Your bins are a shared responsibility, and by everyone working together to ensure the correct items are put in the correct bins, we can reduce contamination and decrease the amount of materials sent to landfill. Recycling and FOGO services have the potential to greatly reduce the amount of money that local governments spend on waste management; savings which would ultimately be passed onto ratepayers. However, when these services are not used correctly, it increases the overall cost of providing these services.

By providing tailored feedback to residents, we can help to clarify any misconceptions or confusion residents may have with the three-bin FOGO system. We know that there may be some items residents are unsure about, particularly with recycling bins, and this program is a great opportunity to provide the correct information about what goes in which bin.

This program will follow the Western Australian Local Government Association's (WALGA) guidelines for bin tagging.

What do they look for when they inspect the bins?

Community Waste Education Officers will check each kerbside bin for contamination (incorrect items in a bin), such as recyclables in the FOGO (lime green lid) or red lidded general waste bin, or food and items in tied plastic bags in the (yellow lidded recycling bins.

Officers are looking for items that could contaminate the FOGO, recycling or general waste bins, and gaining an overall view of how residents in the City are sorting their waste. They will not be looking at, or collecting any personal information.

If you are concerned about placing personal information in your bins at any time, officers recommend shredding or tearing up sensitive documents before placing them into the FOGO bin.

What type of feedback will I receive?

The tags are designed with a ‘happy' or ‘sad’ face to indicate whether the bins have the correct items inside or a change is to be made. The tags are placed on the handle of the bin and match the lid colour. For example, a recycling bin with the correct items inside will receive a 'happy' yellow tag. If items that are non-recyclable are placed into your yellow lidded bin, a 'sad' face tag will be attached to your bin with details of the incorrect items, plus information on how to improve your recycling in the future.

There may also be some specific written feedback depending on the items in the bin. For example, "Please place shredded paper in your FOGO bin".

What information is recorded, and how is it used?

For each inspection, the Community Waste Education Officers will record what tag the bin received, if there is any contamination present and the level of contamination.

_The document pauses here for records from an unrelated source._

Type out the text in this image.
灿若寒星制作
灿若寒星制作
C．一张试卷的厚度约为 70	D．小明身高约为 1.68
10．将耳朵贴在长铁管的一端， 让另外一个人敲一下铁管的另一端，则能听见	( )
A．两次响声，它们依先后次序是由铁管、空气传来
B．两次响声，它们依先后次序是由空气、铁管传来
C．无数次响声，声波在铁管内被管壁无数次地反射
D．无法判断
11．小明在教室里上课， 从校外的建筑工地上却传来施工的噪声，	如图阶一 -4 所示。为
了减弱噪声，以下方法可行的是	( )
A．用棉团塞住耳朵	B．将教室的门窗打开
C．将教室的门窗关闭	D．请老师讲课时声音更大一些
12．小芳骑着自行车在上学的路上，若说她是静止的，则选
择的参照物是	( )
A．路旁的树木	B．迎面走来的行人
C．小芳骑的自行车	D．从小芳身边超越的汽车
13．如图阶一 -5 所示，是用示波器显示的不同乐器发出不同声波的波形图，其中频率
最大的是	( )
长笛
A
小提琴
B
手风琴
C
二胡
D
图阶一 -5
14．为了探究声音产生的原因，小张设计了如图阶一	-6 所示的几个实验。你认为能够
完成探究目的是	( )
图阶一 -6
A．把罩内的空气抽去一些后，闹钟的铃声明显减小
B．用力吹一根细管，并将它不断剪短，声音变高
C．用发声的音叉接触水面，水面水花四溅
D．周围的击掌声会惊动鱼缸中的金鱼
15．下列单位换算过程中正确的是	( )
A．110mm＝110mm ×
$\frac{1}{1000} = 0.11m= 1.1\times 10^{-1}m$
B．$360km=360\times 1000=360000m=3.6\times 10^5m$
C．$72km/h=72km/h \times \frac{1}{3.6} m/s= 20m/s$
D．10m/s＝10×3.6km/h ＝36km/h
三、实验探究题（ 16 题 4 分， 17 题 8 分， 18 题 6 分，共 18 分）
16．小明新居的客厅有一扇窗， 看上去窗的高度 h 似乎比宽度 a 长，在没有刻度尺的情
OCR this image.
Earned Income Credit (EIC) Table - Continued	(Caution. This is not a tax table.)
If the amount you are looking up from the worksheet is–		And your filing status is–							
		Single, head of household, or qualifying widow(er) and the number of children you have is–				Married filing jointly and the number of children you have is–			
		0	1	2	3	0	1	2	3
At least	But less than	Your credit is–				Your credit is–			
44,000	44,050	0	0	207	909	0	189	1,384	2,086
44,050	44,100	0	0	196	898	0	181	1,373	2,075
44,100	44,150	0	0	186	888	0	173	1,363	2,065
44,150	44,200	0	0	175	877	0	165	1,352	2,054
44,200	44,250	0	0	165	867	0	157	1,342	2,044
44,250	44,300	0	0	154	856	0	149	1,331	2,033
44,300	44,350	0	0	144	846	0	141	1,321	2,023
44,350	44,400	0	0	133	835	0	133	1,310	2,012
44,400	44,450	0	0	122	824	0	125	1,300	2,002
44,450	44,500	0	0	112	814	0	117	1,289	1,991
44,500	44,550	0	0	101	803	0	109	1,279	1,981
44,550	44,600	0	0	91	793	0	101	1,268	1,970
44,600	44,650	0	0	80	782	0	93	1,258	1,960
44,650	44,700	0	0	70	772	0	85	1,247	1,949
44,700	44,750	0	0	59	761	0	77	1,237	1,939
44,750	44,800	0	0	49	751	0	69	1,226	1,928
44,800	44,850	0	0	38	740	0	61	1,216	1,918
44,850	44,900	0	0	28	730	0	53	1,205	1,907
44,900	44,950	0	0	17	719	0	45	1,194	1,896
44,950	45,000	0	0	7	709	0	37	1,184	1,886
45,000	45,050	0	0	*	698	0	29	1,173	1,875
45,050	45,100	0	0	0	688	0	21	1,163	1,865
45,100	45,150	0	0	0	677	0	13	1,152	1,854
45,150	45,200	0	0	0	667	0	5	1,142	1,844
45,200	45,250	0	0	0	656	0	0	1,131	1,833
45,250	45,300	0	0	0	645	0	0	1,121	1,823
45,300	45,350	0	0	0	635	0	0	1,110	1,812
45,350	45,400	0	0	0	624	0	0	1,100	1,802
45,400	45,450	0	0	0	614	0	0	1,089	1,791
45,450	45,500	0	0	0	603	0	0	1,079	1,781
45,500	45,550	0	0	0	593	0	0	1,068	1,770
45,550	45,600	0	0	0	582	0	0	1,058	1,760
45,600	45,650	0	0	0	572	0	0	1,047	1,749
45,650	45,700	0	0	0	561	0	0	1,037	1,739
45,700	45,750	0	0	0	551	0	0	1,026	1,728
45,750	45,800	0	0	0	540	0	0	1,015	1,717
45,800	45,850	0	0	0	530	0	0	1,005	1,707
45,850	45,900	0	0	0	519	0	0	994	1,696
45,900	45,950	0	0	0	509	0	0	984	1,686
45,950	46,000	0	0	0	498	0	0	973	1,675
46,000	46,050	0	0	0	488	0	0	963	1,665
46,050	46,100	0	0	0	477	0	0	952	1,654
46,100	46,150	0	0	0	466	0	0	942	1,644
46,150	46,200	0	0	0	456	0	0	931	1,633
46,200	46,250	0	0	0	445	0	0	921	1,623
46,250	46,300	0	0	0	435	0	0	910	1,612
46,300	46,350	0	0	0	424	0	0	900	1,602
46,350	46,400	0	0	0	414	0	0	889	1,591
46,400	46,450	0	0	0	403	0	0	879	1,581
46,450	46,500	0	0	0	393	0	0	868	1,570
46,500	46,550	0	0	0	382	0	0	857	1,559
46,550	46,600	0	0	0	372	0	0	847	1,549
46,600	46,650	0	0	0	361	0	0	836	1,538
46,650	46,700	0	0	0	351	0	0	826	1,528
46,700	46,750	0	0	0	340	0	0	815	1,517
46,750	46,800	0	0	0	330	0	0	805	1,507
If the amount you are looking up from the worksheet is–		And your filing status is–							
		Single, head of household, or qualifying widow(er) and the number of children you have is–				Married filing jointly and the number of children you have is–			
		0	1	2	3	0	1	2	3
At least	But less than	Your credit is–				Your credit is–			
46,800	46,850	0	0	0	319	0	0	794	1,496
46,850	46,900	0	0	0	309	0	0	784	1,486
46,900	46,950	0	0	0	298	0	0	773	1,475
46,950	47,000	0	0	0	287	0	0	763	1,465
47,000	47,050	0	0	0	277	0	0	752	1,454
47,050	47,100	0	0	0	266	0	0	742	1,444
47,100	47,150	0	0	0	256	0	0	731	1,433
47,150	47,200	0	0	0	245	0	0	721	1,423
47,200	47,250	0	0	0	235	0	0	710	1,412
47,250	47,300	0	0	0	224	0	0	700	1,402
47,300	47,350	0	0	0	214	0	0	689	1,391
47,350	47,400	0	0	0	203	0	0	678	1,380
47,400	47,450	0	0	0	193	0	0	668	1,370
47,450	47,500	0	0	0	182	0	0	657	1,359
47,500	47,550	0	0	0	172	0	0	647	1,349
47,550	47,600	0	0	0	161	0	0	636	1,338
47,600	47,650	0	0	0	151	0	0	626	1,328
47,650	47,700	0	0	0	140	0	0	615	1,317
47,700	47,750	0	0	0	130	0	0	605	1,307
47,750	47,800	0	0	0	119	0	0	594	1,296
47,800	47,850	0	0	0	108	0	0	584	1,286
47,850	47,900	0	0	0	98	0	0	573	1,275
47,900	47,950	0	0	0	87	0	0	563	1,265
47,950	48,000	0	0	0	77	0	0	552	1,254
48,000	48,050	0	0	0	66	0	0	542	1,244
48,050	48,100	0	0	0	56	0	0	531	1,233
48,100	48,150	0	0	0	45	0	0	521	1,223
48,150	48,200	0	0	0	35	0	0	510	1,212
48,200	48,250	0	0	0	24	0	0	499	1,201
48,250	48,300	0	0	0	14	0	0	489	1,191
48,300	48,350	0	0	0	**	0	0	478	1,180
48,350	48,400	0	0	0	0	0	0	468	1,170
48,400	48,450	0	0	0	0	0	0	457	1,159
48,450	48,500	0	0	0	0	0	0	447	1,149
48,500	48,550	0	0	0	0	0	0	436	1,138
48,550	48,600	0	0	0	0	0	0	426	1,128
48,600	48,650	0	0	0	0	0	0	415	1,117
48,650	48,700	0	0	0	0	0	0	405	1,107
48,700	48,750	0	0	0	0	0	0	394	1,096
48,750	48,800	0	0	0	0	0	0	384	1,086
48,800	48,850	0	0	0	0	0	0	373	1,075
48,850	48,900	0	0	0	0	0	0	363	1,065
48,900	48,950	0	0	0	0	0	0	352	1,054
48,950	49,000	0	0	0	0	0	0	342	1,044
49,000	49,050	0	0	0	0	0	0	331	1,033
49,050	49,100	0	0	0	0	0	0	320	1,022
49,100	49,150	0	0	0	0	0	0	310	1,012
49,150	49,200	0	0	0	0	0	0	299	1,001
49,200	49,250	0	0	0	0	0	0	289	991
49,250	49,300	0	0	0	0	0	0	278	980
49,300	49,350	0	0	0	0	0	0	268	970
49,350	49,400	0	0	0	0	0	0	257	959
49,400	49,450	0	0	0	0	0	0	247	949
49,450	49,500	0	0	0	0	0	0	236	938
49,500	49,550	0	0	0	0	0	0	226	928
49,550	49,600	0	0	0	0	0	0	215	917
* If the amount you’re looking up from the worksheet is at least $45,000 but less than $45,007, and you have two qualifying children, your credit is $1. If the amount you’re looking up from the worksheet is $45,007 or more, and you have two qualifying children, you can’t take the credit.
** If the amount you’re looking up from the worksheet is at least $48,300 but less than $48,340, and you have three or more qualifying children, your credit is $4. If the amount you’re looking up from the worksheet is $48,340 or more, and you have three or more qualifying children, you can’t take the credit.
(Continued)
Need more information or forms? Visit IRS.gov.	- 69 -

These results will be reported at a community rather than individual level and will help the City identify areas to focus education in the future.

Please remember our Community Waste Education Officers are only interested in items that can contaminate bins and not your personal information.

Will I be fined?

Please remember the bin tagging program focuses on education, not enforcement, and no fines will be issued. This tagging gives your household the chance to improve the usage of your FOGO, recycling and general waste bins.

If you are confused about any of the feedback you have received, please contact the City of Bayswater's FOGO team on 9272 0964.

If you happen to see our friendly Community Waste Education Officers at the kerbside and you have questions, please feel free to have a chat with them.

What happens if households keep putting the wrong items in the wrong bin?

The program is focused on education and not enforcement. Other Councils throughout Perth have implemented similar bin tagging programs and found the majority of residents wanted to correctly sort their waste and were happy to have the education and feedback.

In a few cases where some bins have recurring levels of high contamination, the bin will not be collected. A 'cannot collect' tag will be attached to the bin informing the resident why the bin was not collected and what contaminated the bin. The tag will request the resident to remove the contaminant and/or incorrect items, before placing the bin out for collection on the next scheduled pickup day. The bin will be taped shut so it will not contaminate the rest of the waste collection truck.